I started by converting over to the Java Service loader and after a bit of refactoring I got that working pretty well.  I expect anyone trying to convert an application or service over to it will find plenty of things that should be refactored to make it work well. It was a good experience though even though it was a good amount of work initially.

And then I started the conversion to the Java Platform Module system.  This was pretty difficult to get started and required more work and refactoring.  Some issues may simply be tooling issues in Eclipse or something along those lines.  For my first attempt, I eventually bailed on it and started from scratch again. 

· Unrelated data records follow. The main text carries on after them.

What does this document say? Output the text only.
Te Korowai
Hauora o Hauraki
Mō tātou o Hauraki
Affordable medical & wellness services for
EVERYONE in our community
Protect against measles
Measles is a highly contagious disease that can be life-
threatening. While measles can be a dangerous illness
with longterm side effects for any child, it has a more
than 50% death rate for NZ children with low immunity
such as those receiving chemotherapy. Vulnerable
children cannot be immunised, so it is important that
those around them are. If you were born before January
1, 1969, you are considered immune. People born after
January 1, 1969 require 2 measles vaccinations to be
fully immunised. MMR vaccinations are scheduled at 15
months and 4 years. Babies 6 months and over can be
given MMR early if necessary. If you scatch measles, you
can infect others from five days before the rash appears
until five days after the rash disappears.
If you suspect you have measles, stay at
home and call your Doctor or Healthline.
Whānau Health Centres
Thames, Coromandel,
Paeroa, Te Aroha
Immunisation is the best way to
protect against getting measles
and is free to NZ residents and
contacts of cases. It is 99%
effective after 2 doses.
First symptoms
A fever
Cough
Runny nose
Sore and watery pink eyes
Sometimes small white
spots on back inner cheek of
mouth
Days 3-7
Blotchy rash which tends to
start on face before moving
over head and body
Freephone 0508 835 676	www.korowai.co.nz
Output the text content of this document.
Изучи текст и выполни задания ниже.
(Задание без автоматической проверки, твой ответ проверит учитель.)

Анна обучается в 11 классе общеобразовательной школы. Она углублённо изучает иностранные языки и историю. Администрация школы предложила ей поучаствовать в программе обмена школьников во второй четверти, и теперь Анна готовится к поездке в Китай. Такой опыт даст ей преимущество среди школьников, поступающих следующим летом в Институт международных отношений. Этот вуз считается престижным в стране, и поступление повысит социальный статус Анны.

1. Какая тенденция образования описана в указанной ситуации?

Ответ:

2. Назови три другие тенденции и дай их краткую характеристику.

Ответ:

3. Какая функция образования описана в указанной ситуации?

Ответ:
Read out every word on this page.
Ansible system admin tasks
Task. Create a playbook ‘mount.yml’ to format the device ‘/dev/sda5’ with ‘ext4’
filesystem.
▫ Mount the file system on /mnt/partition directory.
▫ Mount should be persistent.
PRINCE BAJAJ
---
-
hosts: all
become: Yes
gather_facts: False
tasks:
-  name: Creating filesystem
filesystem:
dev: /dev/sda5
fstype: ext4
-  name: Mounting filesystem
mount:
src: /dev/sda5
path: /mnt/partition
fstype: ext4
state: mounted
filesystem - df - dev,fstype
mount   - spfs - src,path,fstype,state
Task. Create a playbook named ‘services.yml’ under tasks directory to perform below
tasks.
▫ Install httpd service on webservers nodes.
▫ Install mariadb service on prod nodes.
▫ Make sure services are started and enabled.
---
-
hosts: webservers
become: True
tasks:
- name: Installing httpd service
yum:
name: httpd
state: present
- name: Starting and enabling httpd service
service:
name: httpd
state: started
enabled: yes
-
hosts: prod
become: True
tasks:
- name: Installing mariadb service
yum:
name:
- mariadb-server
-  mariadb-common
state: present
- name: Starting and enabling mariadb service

At this point, I did make lots of good progress. I had things pretty much sorted out except for one thing. I had a problem with the Infinispan cache and the module system.  I didn't expect that and I tried all kinds of things to get past the issue.  I eventually ended using the JSR 107 Cache-api to abstract as much as possible from Infinispan specifics.  At this point, I expected it to work but I finally ended up at a particular error. The error indicated that there was an Infinispan package name that existed in two different jar files (with different classes) and that isn't supported by the module system.  I thought maybe it was a regression or small oversight - I mean, the module system has been around for some time now.  

I did a search of Infinispan issues for JSR 376, Jigsaw and platform module system but found no issues.  I finally put in an issue and the next day the tech lead closed the issue as a duplicate.  The original issue was reported by that tech lead back in 2019 as a high priority ticket.  If I had searched for "module", I probably would have found it.  Anyways, being that this was known since 2019 and the original ticket mentioned more packages that were split between jars - I am guessing this won't end up fixed anytime soon.

I removed Infinispan and am just using the JSR-107 support as a way to hide my use of a simple map for in-memory use for now.  I wanted to persist my data (which was a key benefit of Infinispan) so I briefly looked at creating my own file based persistence layer using some plain IO stream support along with protobuffers but even that had some issues.  

I'm planning to switch to ASN.1 - that is more standardized and has better "enterprise support" than most of the other serialization frameworks. Try finding active open source projects for "serialization" from google results related to that.  There are a few but there are many more that seem pretty dead. ASN.1 isn't going away anytime soon and there is an active Java project supporting it (along with many other language projects).

Thanks for reading!

Scott

[2023/06/11 Update] I'm coming to the conclusion that using the Java Platform Module system is both too high of a risk and too painful to do for any large software system. It is a risk because you can't guarantee it is going to work in a fully modular system because so many libraries and transitive dependencies are not modularized and/or have split packages. Based on how long the feature has been around, I don't see the situation improving without some major push that forces it. Trying to use Maven plugins such as "moditect-maven-plugin" and the "jlink" tool is way more effort than a short or mid-term payback would make worthwhile. Working with this tooling and trying to resolve the issues one at a time is a huge headache - certain errors are not found in a deterministic fashion. This means that you add a "fix" into the config and rerun your build and you don't get the error but you end up with a different one.  This doesn't mean you fixed the original error, it just means that it didn't pick the same problem point to report on.

I'm also rethinking the ASN.1 conversion. I was able to get the asn1bean project compiled (i.e. the ASN1 Compiler part) with Java 18 with some effort. I'm still determining if the generated code will really work the way I need/expect it to.  I've got some other things I want to work on now so maybe I'll come back to it later.